Comment j’ai organisé mes sessions pour un vrai comparatif

Pour que la comparaison entre CodeFacile et PermisZen soit crédible, j’ai calé mes sessions sur une durée précise : trente jours, trente sessions, chacune autour de 30 minutes. Je m’installais dans mon salon en soirée, juste après le dîner, quand la maison est calme et sans distraction. J’ai évité de regarder la télé ou d’avoir d’autres écrans allumés à côté. Selon l’appli, je passais soit sur mon smartphone Android milieu de gamme, soit sur ma tablette, histoire d’adapter l’usage à l’interface proposée. Ce rythme régulier en fin de journée m’a permis de garder une constance et de bien sentir les différences entre les deux applis, sans que la fatigue ne vienne trop altérer mes résultats.

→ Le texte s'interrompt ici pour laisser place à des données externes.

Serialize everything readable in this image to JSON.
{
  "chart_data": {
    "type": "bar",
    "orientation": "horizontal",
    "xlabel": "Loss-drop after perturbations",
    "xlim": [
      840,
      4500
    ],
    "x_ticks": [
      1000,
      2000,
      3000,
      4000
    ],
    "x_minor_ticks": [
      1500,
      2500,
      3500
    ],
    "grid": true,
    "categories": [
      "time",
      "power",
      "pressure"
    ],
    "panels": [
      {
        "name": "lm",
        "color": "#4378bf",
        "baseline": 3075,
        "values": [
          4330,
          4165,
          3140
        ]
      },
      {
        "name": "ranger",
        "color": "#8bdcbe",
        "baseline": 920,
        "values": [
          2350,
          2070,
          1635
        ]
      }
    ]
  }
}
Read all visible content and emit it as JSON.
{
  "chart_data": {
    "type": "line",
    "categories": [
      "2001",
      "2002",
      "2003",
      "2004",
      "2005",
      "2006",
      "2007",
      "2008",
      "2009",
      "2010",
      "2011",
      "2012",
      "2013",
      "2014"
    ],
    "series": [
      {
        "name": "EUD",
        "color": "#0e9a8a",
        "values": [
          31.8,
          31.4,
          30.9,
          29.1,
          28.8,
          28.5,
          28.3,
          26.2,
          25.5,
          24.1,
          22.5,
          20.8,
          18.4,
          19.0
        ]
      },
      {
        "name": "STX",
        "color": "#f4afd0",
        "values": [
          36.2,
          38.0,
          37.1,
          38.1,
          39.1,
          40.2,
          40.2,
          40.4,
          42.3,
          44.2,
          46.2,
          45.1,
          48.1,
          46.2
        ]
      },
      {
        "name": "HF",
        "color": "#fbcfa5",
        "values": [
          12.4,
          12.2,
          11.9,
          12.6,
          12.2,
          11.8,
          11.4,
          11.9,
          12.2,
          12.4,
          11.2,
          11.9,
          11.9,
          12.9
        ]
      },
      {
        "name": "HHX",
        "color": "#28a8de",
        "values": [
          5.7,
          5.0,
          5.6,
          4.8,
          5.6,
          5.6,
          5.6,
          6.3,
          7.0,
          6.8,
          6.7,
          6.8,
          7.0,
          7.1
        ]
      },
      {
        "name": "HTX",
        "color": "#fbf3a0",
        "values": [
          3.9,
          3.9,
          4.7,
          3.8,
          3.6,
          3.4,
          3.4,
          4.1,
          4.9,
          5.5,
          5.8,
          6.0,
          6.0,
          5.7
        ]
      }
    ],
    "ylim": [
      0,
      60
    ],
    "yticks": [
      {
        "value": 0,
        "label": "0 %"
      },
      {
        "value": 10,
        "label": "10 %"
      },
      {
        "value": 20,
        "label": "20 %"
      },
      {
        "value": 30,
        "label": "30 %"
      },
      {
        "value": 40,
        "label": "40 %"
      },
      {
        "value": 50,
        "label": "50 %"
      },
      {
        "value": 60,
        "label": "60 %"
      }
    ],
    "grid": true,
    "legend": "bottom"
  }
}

Mon smartphone tournait sous Android, avec un processeur correct mais sans prétention, histoire de refléter le matériel disponible pour la plupart des candidats au code. La connexion Wi-Fi domestique était stable, ce qui me permettait de ne pas être pénalisé par des coupures réseau, sauf quand je testais PermisZen en mobilité via la 3G. Pour les vidéos de PermisZen, j’avais branché un casque audio basique, ce qui m’aidait à bien capter les explications sans dérangement. Ce matériel simple mais suffisant était un bon indicateur de ce que j’avais sous la main, sans chercher le dernier cri ni la configuration surpuissante.

Au départ, je voulais mesurer plusieurs éléments concrets : d’abord, la progression chiffrée sur les tests blancs, histoire de voir si ces applis m’aidaient vraiment à monter en score. Ensuite, la qualité des interfaces pédagogiques, la fluidité des menus et la simplicité d’utilisation, car ça joue forcément sur la motivation. Je voulais aussi voir si je réussissais à maintenir cette motivation pendant tout le mois, sans décrocher à cause de répétitions ou de bugs. Tout ça en gardant la même durée et le même cadre, pour que les écarts entre les applis soient liés au contenu et pas à la manière de les utiliser.

Dans le détail, j’ai noté les scores avant et après chaque session, avec un point toutes les cinq jours pour suivre la tendance. J’ai aussi relevé les sensations de fatigue mentale, la facilité à naviguer dans les menus, et la qualité des corrections proposées. Ce protocole m’a demandé de la rigueur, mais j’ai voulu éviter que l’usure naturelle ou les aléas du quotidien viennent fausser mes observations. Au bout du compte, ces trente sessions ont été un bon test en conditions réelles, assez proche de ce qu’un candidat au code peut vivre dans son coin.

Le jour où j’ai compris que codefacile avait ses limites

Dès les premières sessions sur CodeFacile, j’ai apprécié son interface claire, presque minimaliste. Les quiz progressifs permettaient de démarrer doucement, avec des questions qui s’adaptaient à mes réponses. J’avais cette sensation de fluidité quand je passais d’un thème à l’autre, sans être perdu dans des menus trop chargés. Les premières soirées, tout s’enchaînait bien, avec une montée en confiance palpable. Mon score aux tests blancs grimpait doucement, et j’avais ce sentiment d’avancer dans mes révisions sans me noyer dans trop d’infos.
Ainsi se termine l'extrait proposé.